The Impact Of Interest Rates And When They Can Fall In The Uk

March 5, 2024

Interest rates have hiked for the fourth time in a row in the last month, recorded at 5.25%, and cuts are not expected until later in the year. As a consequence of rising inflation, interest rates have moved up and down. There has been a sharp fall in the interest rates in recent months, according to the BBC, which has slackened the soaring cost of living and associated pressures.

The Bank of England sets the base rate, which goes up when there is an increase in the supply of money and demand for certain commodities in the economy. The bank does so to curb the spending power of people affecting the housing market most, followed by credit cards and savings.

The Bank of England currently holds the base rate at 5.25%. When the base rate goes up, interest rates that banks, lenders and other financial institutions charge on their financial products also increase. In other words, it has a knock-on effect, especially on mortgages available at variable interest rates.

The base rate is revised periodically to set the inflation rate at 2%. If inflation does not stop prices continue to go through the roof, interest rates will also proportionately go up, making it even harder for millions of people in the UK to be able to get their foot on the property ladder.

Interest rates are increased amid the soaring cost of living to discourage sending and encourage more savings in the hope that this will whittle down inflation. Once it comes down, the bank might hold or cut rates.

How will interest rates affect you?

The impact of rising interest rates will be seen in mortgages, savings, credit cards and loans.

1.  Mortgages

It is bad news for those looking to get on the property ladder because now mortgage deals are not available at affordable rates. For the first two or three years, you will be on a fixed-interest rate mortgage deal, but then you will be put back on a standard variable or tracker mortgage. A large number of people are on variable deals, and therefore, up and down in interest rates speak to an immediate change in the size of monthly payments.

When you are on fixed-rate deals, you will not see any impact on your interest rates. The size of monthly payments will remain the same throughout the deal, but as it comes to an end, you will certainly face high-interest rates, meaning you will need a rigorous budget.

If you are buying a house or looking to remortgage at this time, you will certainly have to pay a lot more than if you had decided to take out a mortgage a few years ago when interest rates were not skyrocketing.

2.  Credit cards and loans

Credit card deals will be more expensive when the base rate is high. If lenders expect a further rise in them, they will charge even higher interest rates. However, this impact is significantly seen when you are to pay down fixed instalments over a period of time. You can escape interest payments when you are to make the purchase in full on the due date.

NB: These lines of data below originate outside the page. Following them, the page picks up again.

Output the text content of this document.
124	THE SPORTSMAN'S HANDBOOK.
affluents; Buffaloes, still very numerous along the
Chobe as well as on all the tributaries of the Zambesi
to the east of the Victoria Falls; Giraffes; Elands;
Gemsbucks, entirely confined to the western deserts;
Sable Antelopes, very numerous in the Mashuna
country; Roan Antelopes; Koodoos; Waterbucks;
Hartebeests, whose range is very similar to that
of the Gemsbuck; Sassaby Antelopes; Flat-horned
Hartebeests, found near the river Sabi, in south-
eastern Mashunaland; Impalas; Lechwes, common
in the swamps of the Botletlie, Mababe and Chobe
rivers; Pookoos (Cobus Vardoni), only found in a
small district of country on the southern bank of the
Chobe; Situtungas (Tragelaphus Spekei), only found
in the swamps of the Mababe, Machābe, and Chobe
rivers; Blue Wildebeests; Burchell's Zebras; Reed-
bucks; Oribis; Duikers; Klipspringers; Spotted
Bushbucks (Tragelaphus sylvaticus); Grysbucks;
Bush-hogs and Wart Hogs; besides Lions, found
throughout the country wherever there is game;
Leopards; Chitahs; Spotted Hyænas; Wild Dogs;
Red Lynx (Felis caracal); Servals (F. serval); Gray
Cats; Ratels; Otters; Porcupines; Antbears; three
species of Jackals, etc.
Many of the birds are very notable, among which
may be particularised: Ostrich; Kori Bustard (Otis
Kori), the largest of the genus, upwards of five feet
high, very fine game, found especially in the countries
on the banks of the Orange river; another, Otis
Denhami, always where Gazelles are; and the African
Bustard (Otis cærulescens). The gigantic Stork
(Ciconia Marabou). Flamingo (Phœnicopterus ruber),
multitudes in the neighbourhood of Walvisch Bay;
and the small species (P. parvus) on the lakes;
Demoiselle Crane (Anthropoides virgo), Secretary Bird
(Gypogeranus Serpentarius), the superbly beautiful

The bad impact of a high base rate will also be observed in loans. Whether you take out 15 minute loans paid back in a lump sum or a personal loan paid down in fixed instalments over a period of months, you will have to pay quite high-interest rates.

Although the interest rates will not be changed when you are in the middle of payments with a rise in the base rate, lenders usually set fixed rates quite high. If you are looking to apply for these loans with a bad credit rating, interest rates can be even higher.

If you are on benefits and need a loan today from a direct lender in Liverpool, you will get a small sum that you will be required to pay down in a lump sum. These loans will carry fixed interest rates, so you will not be bothered about an increased interest rate.

3.  Savings

The rise in the base rate by the Bank of England will also affect the interest you will earn on your savings as well. Banks will not be able to offer you high interest on your savings. However, the good news is that you will be able to get the deals on the market if you do some research. Shop around to find a deal. It is likely that you will be able to get a bank that offers you higher interest on your savings.

If you are looking to earn interest on your money, you should consider another alternative, such as investments. You should try to invest in stocks, bonds and mutual funds. You do not have to invest a lot of money in the beginning. Any app allows you to invest as little as £1. Yes, after making a purchase, the spare money can be invested to grow it. You will have the option to choose a portfolio that suits your risk tolerance capacity and investment goals. It is always advisable that you should take advice from an expert.

4. When will interest rates be expected to go down?

Interest rates are all-time high in this period. When the last time a review meeting was held, no decision was made to slash them even though the inflation rate had gone down. Inflation is running at 4%, much lower than the 11.1% recorded in the month of October last year.

The bottom line

Interest rates are still high in the UK, although the inflation rate has sharply gone down. This will continue to affect the interest rates of mortgages, credit cards, loans and savings. It is always advisable to take out a loan only when you are in dire need of money. Fixed-rate deals will also be high because financial institutions are under the pressure of rising base rates.